Dad would be in Ontario for Christmas! Would we get to see him in Toronto? It turns out we would, as youngest sister’s second family really had no room for an old duffer, having one of their own to deal with. So we would have Dad for Christmas Eve (traditionally, the real holiday in our family), Christmas Day and Boxing Day (when my mother used to hold a levee when we were kids). Maybe we’d resurrect the Boxing Day fete – fish soup and hot crunchy bread – and have the neighbours in.
This was all fun to contemplate, but there was the reality. My wife had just lost her father, the centre of all her Christmas joy, and it was going to be a bleak holiday for her and her sister, whose family we were hosting Christmas Day. Dad will drink at lunch. Hopefully he will nap, because if he doesn’t, things can get outspoken, and the other side of my family doesn’t need that.
Then there was the travel. He would be in Niagara, we were in Toronto. Youngest sister said she’d put him on the train Christmas Eve, he’d be quite safe, but I was worried; he was quite frail. We could drive down and get him Christmas Eve, turning right around, and youngest sister would come into the city to pick him up on Boxing Day. Then, our house. Narrow stairs, bathrooms up and down, but not on the main floor. We had a nice granny flat, but, oh, the stairs.
Youngest sister, once again, is brilliant. She finds out Serenity Towers has a sister retirement residence in Toronto, Majestic Manor, the toniest and most luxurious old trout pond in the city, in the best neighbourhood and with a car and driver to boot. As a resident of Serenity Towers, he gets to stay at Majestic Manor for free, in a suite all his own, amply arrayed with grab bars and panic buttons. Our worries are almost over.

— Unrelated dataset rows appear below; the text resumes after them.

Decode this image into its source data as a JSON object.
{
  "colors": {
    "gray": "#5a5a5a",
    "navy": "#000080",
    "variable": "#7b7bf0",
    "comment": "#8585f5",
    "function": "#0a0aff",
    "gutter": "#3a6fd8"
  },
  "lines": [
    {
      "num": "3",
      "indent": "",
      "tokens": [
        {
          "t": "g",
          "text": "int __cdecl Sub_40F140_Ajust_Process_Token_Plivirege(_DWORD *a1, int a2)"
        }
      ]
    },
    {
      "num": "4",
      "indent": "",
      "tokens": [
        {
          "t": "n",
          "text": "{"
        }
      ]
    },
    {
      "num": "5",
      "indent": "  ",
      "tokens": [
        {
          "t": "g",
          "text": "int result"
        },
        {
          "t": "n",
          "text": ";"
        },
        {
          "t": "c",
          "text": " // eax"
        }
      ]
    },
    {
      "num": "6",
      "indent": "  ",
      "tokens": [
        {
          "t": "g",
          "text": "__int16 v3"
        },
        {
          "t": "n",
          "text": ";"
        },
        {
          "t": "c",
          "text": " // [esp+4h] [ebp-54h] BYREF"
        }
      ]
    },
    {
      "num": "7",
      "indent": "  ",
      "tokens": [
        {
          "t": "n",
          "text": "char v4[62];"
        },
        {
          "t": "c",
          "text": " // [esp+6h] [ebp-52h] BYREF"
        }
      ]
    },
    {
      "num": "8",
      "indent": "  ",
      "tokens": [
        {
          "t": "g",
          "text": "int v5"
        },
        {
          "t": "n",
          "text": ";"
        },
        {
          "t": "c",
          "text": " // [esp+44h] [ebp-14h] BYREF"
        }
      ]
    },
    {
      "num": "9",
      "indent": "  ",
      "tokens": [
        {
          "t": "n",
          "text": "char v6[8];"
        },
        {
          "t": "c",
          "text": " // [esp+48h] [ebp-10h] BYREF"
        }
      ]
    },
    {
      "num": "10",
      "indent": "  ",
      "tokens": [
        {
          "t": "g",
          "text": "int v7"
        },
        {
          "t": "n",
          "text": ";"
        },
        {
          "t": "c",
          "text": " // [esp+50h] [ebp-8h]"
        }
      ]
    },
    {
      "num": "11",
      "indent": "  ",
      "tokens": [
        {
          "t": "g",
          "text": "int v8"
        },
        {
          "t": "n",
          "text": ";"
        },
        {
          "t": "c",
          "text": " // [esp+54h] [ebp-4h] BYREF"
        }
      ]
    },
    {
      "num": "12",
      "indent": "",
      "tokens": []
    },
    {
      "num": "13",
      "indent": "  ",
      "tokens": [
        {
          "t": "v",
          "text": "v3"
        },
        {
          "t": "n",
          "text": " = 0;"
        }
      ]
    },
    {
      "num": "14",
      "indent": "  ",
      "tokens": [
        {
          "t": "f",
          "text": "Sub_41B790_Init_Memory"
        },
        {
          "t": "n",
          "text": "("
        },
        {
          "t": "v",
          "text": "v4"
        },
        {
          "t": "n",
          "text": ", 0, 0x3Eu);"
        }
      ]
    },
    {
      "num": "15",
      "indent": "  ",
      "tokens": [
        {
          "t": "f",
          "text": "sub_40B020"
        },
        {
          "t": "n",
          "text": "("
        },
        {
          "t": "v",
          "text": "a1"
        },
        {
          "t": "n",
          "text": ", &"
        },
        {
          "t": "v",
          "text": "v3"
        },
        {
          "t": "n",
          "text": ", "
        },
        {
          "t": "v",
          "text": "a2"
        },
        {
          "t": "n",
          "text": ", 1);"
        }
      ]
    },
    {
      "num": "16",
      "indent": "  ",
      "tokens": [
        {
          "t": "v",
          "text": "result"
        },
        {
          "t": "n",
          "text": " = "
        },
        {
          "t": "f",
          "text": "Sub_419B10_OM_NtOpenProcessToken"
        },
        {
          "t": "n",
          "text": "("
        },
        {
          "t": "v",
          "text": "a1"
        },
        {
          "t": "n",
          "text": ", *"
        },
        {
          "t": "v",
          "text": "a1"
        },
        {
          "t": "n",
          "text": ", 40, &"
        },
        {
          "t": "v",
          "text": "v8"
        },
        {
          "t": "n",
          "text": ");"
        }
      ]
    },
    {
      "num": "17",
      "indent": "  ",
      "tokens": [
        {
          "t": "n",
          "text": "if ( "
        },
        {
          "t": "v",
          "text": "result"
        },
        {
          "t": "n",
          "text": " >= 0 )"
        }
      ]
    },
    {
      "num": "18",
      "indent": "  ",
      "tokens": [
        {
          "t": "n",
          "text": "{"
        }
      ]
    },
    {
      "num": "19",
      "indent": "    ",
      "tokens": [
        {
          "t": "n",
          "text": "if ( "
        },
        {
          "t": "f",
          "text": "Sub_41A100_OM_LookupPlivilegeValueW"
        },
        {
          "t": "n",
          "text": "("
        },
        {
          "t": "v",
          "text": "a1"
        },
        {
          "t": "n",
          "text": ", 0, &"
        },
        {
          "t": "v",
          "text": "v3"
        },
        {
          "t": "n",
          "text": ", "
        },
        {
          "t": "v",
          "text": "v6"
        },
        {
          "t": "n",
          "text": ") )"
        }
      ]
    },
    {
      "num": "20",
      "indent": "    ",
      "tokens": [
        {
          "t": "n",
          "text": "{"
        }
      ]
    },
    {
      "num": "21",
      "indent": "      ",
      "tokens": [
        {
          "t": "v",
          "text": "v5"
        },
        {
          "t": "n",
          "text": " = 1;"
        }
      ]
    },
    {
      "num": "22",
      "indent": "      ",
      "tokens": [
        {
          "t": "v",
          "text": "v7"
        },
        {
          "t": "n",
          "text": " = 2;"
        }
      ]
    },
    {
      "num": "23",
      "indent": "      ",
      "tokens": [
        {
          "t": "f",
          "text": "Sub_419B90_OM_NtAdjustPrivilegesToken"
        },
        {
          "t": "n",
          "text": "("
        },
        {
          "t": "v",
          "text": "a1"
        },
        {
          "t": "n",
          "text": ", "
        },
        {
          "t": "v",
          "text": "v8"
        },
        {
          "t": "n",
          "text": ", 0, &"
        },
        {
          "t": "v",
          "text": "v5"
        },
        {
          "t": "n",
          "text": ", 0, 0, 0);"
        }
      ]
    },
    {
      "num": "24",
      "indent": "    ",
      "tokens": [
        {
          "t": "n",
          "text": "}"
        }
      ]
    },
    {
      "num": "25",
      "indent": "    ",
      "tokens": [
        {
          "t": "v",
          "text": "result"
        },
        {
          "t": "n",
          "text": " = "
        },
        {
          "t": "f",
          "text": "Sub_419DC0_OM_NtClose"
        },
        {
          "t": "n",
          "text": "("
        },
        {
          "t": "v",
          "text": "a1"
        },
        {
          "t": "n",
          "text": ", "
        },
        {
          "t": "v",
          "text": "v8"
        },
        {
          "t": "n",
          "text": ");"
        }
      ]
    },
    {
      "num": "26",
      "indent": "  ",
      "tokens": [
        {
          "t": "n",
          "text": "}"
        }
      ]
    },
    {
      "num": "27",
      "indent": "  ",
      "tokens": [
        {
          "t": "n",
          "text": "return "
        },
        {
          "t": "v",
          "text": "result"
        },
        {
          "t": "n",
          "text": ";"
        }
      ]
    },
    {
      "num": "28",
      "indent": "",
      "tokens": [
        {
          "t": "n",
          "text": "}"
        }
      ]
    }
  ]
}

I talk to Dad. He’s so excited about Majestic Manor, he’s totally forgotten the trauma of moving (which he’ll do in mid-December). He says “I’ll drive in from Niagara, I’ll have my car there”. “But Dad, the QEW, all that traffic, are you sure you want to drive through downtown Toronto?”. “Well I sure as hell drive better than I walk”. He was definite about this, and youngest sister, who had driven with him recently said he was a very safe and alert driver. All potential problems solved, it appears.
Now we just see if we can actually get him here come mid-December and get him to behave himself. If so, this Christmas might be fun.